Shares of ABB Ltd. (ABB) hit a 52-week high of $26.18 during yesterday’s trading session. However, the stock closed lower at $25.92, reflecting a solid year-over-year increase of 23.2%. The average trading volume for the last three months aggregated 958,744 shares.
Despite its strong price appreciation, this Zacks Rank #2 (Buy) stock still has enough potential to move upward. Its long-term EPS growth expectation of 11.6% and a market cap of $59.95 billion are some of the catalysts driving the stock.
ABB has been witnessing rising earnings estimates on the back of recent strategic acquisitions, modest third-quarter 2013 earnings, new contract wins, strong backlog and divestiture of its non-performing assets.

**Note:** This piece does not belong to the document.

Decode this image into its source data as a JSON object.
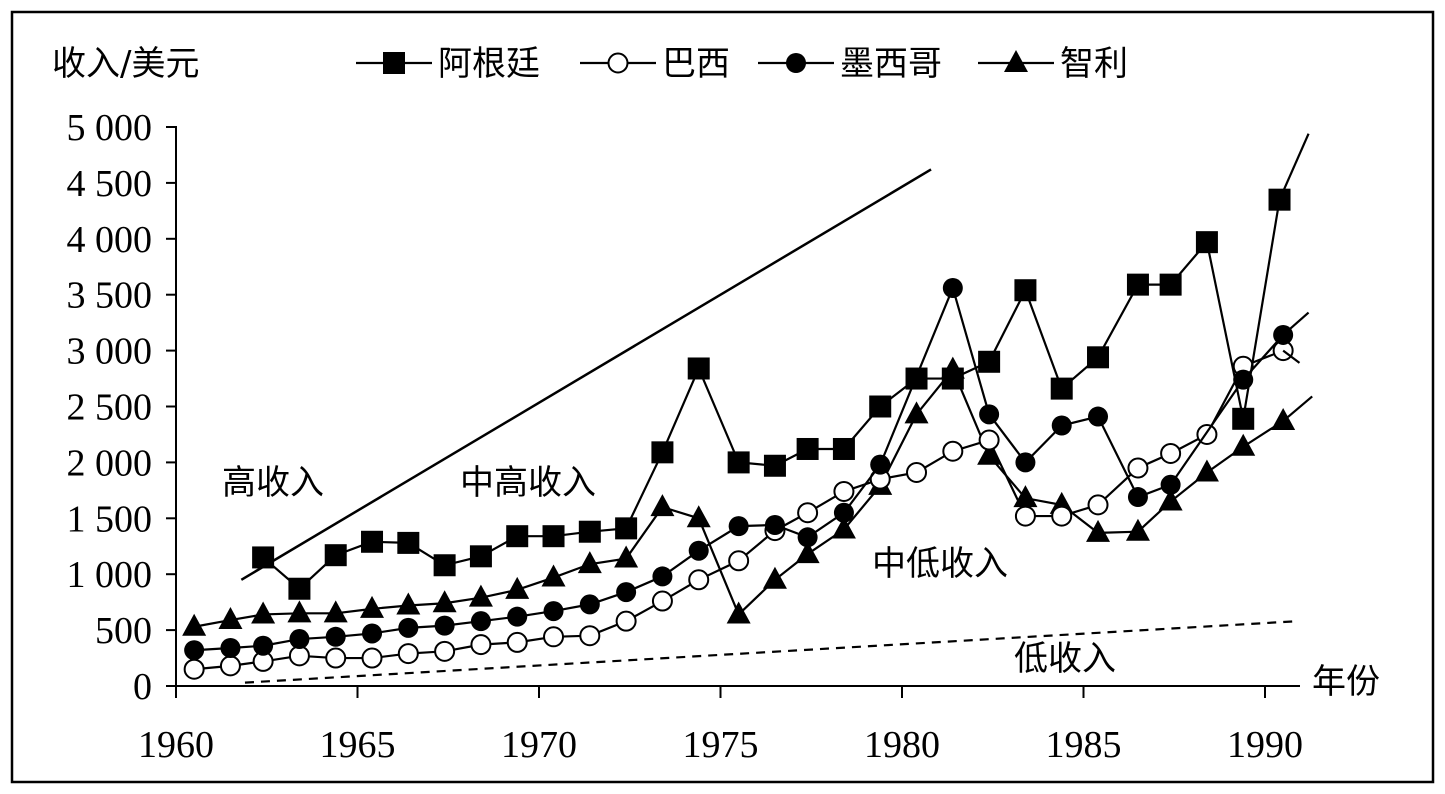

On Oct 25, the company reported modest third-quarter 2013 results with earnings increasing 9.1% year over year, primarily driven by the execution of its strong order backlog. The company’s top-line also rose 9% year over year. Its cash from operations stood at $1.2 billion compared with $768 million in the prior-year quarter.
Recently, ABB announced the completion of the sale of its Baldor’s generator-set business to Generac Holdings Inc. The divestiture is expected to be a win-win situation for both ABB’s Baldor Electric and Generac. Through the sale of the generator-set division, Baldor Electric will primarily focus on industrial electric motors and mechanical power transmission products, which are in line with ABB’s core portfolio.
In addition, the company won a number of strategic deals that include developing grid connection and providing supporting infrastructure for U.K.-based Vattenfall’s Pen y Cymoedd Wind Energy Project, a $23 million marine contract and a long-term service agreement from Queensland Curtis Liquefied Natural Gas.
ABB maintains a positive long-term outlook. Rising investments in grid upgrades along with increased spending on automation solutions to boost energy efficiency and productivity are benefactors for the company.
Over the last 7 days, the earnings estimates did not show any upward or downward revision for 2013. Although there is a lacuna of estimate revisions, we envision an uptrend for the stock backed by its strong growth potential.
Other Stocks to Consider
Other stocks in the industry that look promising at the moment include EnerSys (ENS), Pioneer Power Solutions, Inc. (PPSI) and AO Smith Corp. (AOS). All three stocks carry a Zacks Rank #1 (Strong Buy).